3.5 Motion Estimation Accuracy 59
Homography
The sub-pixel alignment problem introduces artificial noise. This experiment considers interpolation as a method to optimise the alignment to minimise the artificial noise created by the stitching process. Simple nearest value interpolation is used in the ARTOD proposal, which is insufficient to avoid misalignments of pixels which result in false detections around the edges of objects in video sequences moving in more than one plane. Utilising bi-cubic interpolation [64] (because the warped frame does not align to discrete pixel values) during the stitching of frames could improve the alignment in sequences with more than one plane of motion. This method has been selected because it is efficient on modern hardware that could improve accuracy whilst being unlikely to introduce a large performance penalty.
The Video Sequences Helicopter chase
This is a video sequence where the camera is moving in one plane of motion, translational, following a motorbike and a car. This sequence has been selected because translational motion is less prone to noise on stitching and there is a limited complexity to the moving objects (two objects, in mostly a straight line).

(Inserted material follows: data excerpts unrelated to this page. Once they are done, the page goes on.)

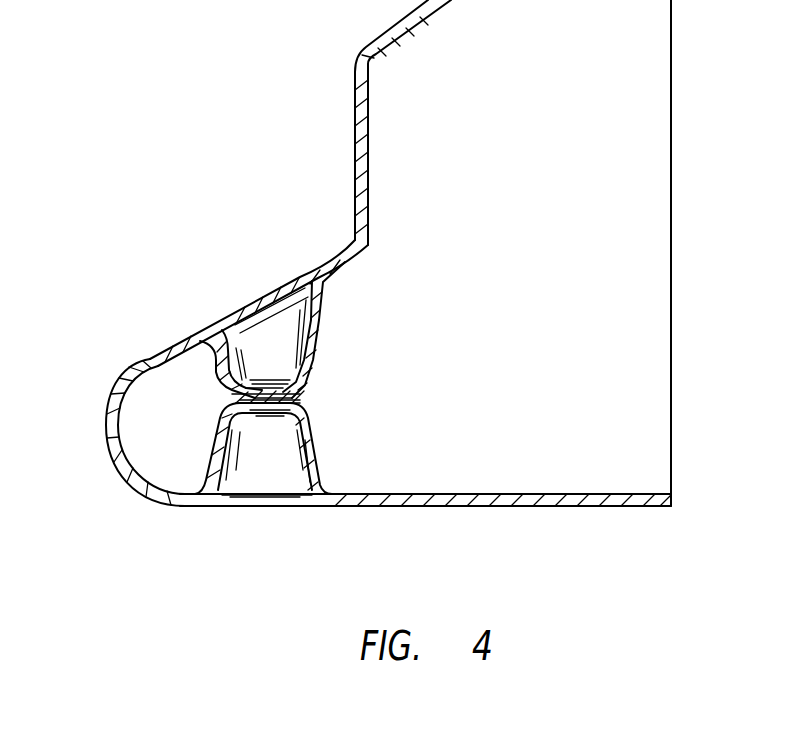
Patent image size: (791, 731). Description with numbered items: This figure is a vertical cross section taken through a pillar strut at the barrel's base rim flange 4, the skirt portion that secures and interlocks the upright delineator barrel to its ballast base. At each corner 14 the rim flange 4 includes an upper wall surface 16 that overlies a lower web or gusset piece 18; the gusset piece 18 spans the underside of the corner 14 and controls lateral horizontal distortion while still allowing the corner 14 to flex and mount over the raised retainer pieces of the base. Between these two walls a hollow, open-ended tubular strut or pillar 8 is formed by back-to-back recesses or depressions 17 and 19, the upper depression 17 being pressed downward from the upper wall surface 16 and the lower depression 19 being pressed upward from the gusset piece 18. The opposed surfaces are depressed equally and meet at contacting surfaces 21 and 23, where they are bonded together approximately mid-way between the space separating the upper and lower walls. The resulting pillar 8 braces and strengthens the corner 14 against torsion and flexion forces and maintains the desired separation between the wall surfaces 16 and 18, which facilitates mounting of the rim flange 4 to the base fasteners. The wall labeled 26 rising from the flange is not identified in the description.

The base rim flange 4 is at (113, 407).
The pillar 8 is at (320, 342).
The corner 14 is at (132, 478).
The upper wall surface 16 is at (158, 348).
The recess or depression 17 is at (265, 315).
The web or gusset piece 18 is at (400, 506).
The recess or depression 19 is at (270, 480).
The contacting surface 21 is at (265, 390).
The contacting surface 23 is at (263, 405).
The vertical wall 26 is at (350, 242).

Fig. 3.13 Helicopter chase scene with a motorbike and car
Street panning
This is a video sequence of a fixed camera moving in a rotational axis about the y-axis. This sequence has been selected because stitching of rotational motion is more prone to artificial errors than translational movement (because a 3-D component must be taken into account). The beginning of the sequence has no moving objects, so misalignments and noise can be seen clearer. Later in the sequence there are three moving cars which tests the noise performance when motion is introduced.